See, the issue is that you broke the second rule of a happy and productive life. The first, as related in one of my favorite movies, "The Princess Bride," is: Never get involved in a land war in Asia (there's still time for you on that one, I suppose). The second, however, is this: Don't write anything down when you're mad, and for sure don't put it in a mailbox.

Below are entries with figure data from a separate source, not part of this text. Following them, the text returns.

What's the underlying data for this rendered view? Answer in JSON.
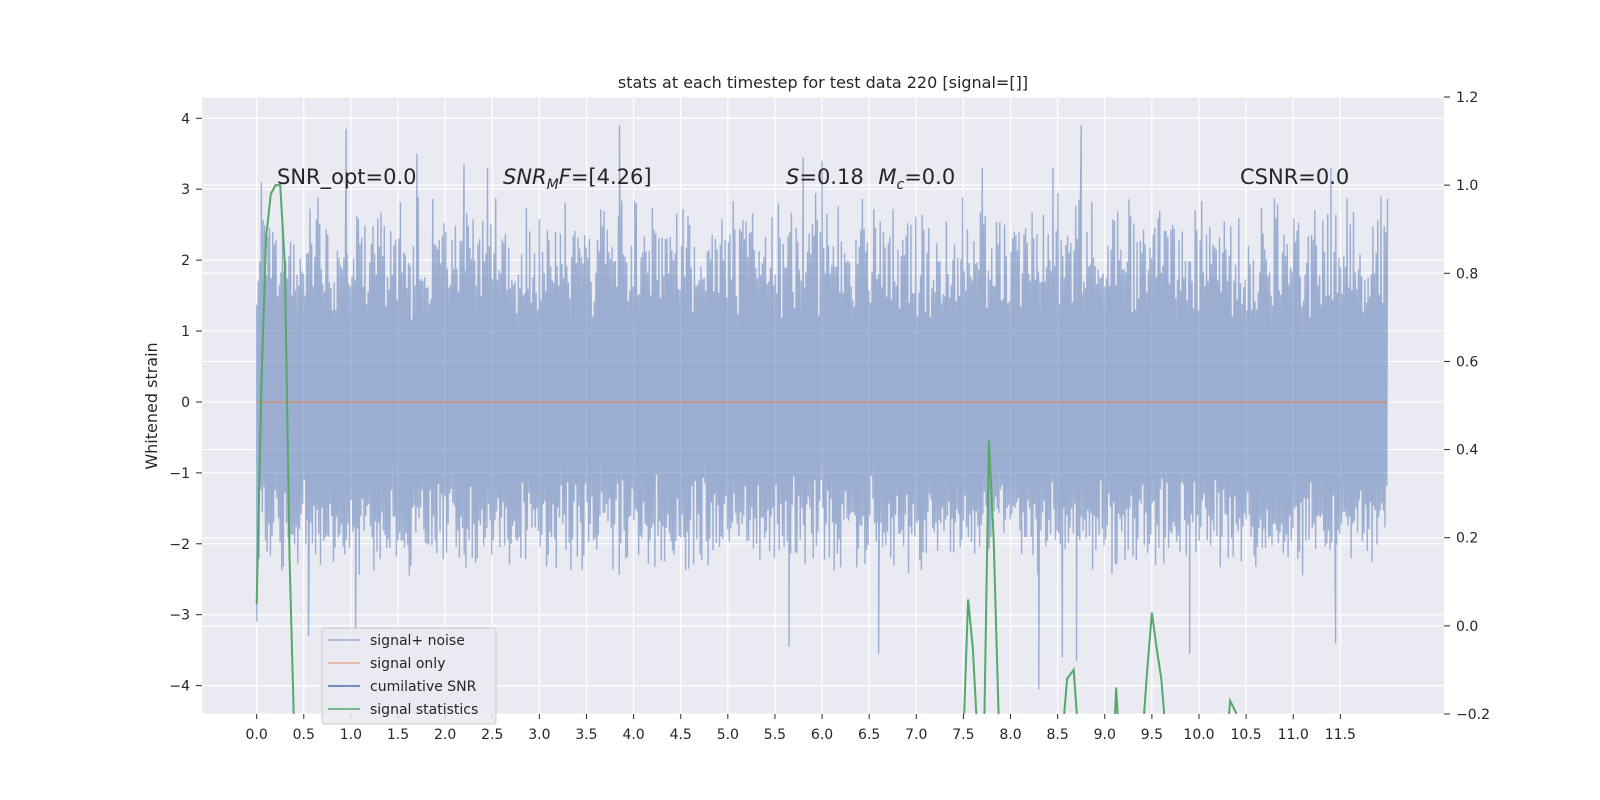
{
  "chart_data": {
    "type": "line",
    "title": "stats at each timestep for test data 220 [signal=[]]",
    "ylabel": "Whitened strain",
    "xlim": [
      -0.58,
      12.6
    ],
    "ylim": [
      -4.4,
      4.3
    ],
    "ylim_right": [
      -0.2,
      1.2
    ],
    "grid": true,
    "x_ticks": [
      "0.0",
      "0.5",
      "1.0",
      "1.5",
      "2.0",
      "2.5",
      "3.0",
      "3.5",
      "4.0",
      "4.5",
      "5.0",
      "5.5",
      "6.0",
      "6.5",
      "7.0",
      "7.5",
      "8.0",
      "8.5",
      "9.0",
      "9.5",
      "10.0",
      "10.5",
      "11.0",
      "11.5"
    ],
    "y_ticks": [
      "4",
      "3",
      "2",
      "1",
      "0",
      "−1",
      "−2",
      "−3",
      "−4"
    ],
    "y_ticks_right": [
      "1.2",
      "1.0",
      "0.8",
      "0.6",
      "0.4",
      "0.2",
      "0.0",
      "−0.2"
    ],
    "annotations": [
      {
        "text": "SNR_opt=0.0"
      },
      {
        "text": "SNRMF=[4.26]"
      },
      {
        "text": "S=0.18   Mc=0.0"
      },
      {
        "text": "CSNR=0.0"
      }
    ],
    "legend": {
      "placement": "lower-left",
      "entries": [
        "signal+ noise",
        "signal only",
        "cumilative SNR",
        "signal statistics"
      ]
    },
    "series": [
      {
        "name": "signal+ noise",
        "axis": "left",
        "color": "#4c72b0",
        "x_range": [
          0.0,
          12.0
        ],
        "typical_envelope": [
          -2.2,
          2.7
        ],
        "peaks": [
          {
            "x": 0.05,
            "y": 3.1
          },
          {
            "x": 0.95,
            "y": 3.85
          },
          {
            "x": 1.7,
            "y": 3.5
          },
          {
            "x": 2.2,
            "y": 3.35
          },
          {
            "x": 2.45,
            "y": 3.3
          },
          {
            "x": 3.85,
            "y": 3.9
          },
          {
            "x": 5.8,
            "y": 3.45
          },
          {
            "x": 6.0,
            "y": 3.4
          },
          {
            "x": 7.7,
            "y": 3.3
          },
          {
            "x": 8.45,
            "y": 3.3
          },
          {
            "x": 8.75,
            "y": 3.9
          },
          {
            "x": 11.4,
            "y": 3.3
          }
        ],
        "troughs": [
          {
            "x": 0.0,
            "y": -3.1
          },
          {
            "x": 0.55,
            "y": -3.3
          },
          {
            "x": 1.05,
            "y": -3.25
          },
          {
            "x": 5.65,
            "y": -3.45
          },
          {
            "x": 6.6,
            "y": -3.55
          },
          {
            "x": 8.3,
            "y": -4.05
          },
          {
            "x": 8.55,
            "y": -3.6
          },
          {
            "x": 8.7,
            "y": -3.65
          },
          {
            "x": 9.9,
            "y": -3.55
          },
          {
            "x": 11.45,
            "y": -3.4
          }
        ]
      },
      {
        "name": "signal only",
        "axis": "left",
        "color": "#dd8452",
        "x": [
          0.0,
          12.0
        ],
        "y": [
          0.0,
          0.0
        ]
      },
      {
        "name": "cumilative SNR",
        "axis": "right",
        "color": "#4c72b0",
        "x": [],
        "y": []
      },
      {
        "name": "signal statistics",
        "axis": "right",
        "color": "#55a868",
        "segments": [
          {
            "x": [
              0.0,
              0.05,
              0.1,
              0.15,
              0.2,
              0.25,
              0.3,
              0.35,
              0.4
            ],
            "y": [
              0.05,
              0.55,
              0.88,
              0.98,
              1.0,
              1.0,
              0.82,
              0.15,
              -0.25
            ]
          },
          {
            "x": [
              7.5,
              7.55,
              7.6,
              7.65
            ],
            "y": [
              -0.25,
              0.06,
              -0.05,
              -0.25
            ]
          },
          {
            "x": [
              7.72,
              7.77,
              7.82,
              7.88
            ],
            "y": [
              -0.25,
              0.42,
              0.2,
              -0.25
            ]
          },
          {
            "x": [
              8.55,
              8.6,
              8.67,
              8.72
            ],
            "y": [
              -0.25,
              -0.12,
              -0.1,
              -0.25
            ]
          },
          {
            "x": [
              9.1,
              9.12,
              9.15
            ],
            "y": [
              -0.25,
              -0.14,
              -0.25
            ]
          },
          {
            "x": [
              9.4,
              9.45,
              9.5,
              9.55,
              9.6,
              9.65
            ],
            "y": [
              -0.25,
              -0.1,
              0.03,
              -0.05,
              -0.12,
              -0.25
            ]
          },
          {
            "x": [
              10.3,
              10.33,
              10.4
            ],
            "y": [
              -0.25,
              -0.17,
              -0.2
            ]
          }
        ]
      }
    ]
  }
}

That's an issue in itself, though. You just seem mad all the time, always on the cusp of hulking out, a lofty flagpole of barely contained rage. I don't think I've seen you smile in public since election night. While there are those who love that emotionally constipated, Stone Idol on a Hill stuff — usually those dumb enough to see a sense of humor as weakness — I would submit that even John Wayne cracked a grin or two in "The Searchers." Not to get you on the couch and perform some unlicensed psychotherapy, but on a man who just became the youngest member of the U.S. Senate, with a lovely wife and very-soon-to-be-newborn child, world by the tail in a downhill pull, that frown you always seem to sport reads a lot like joylessness. I sincerely hope not — not only for your sake, but for all of ours. Joylessness can lead to recklessness, and a joyless, reckless man in a position of great power is a frightening thing indeed.
Anyway, thanks for listening. I'm sure you've got better things to do, so I'll let you go. My best to you and your family, and congratulations on the soon-to-come little Cotton boll. Keep the sunny side up, try to smile every once in a while, and — for God's sake — keep the drawer with the stamps and envelopes closed, at least in the short term.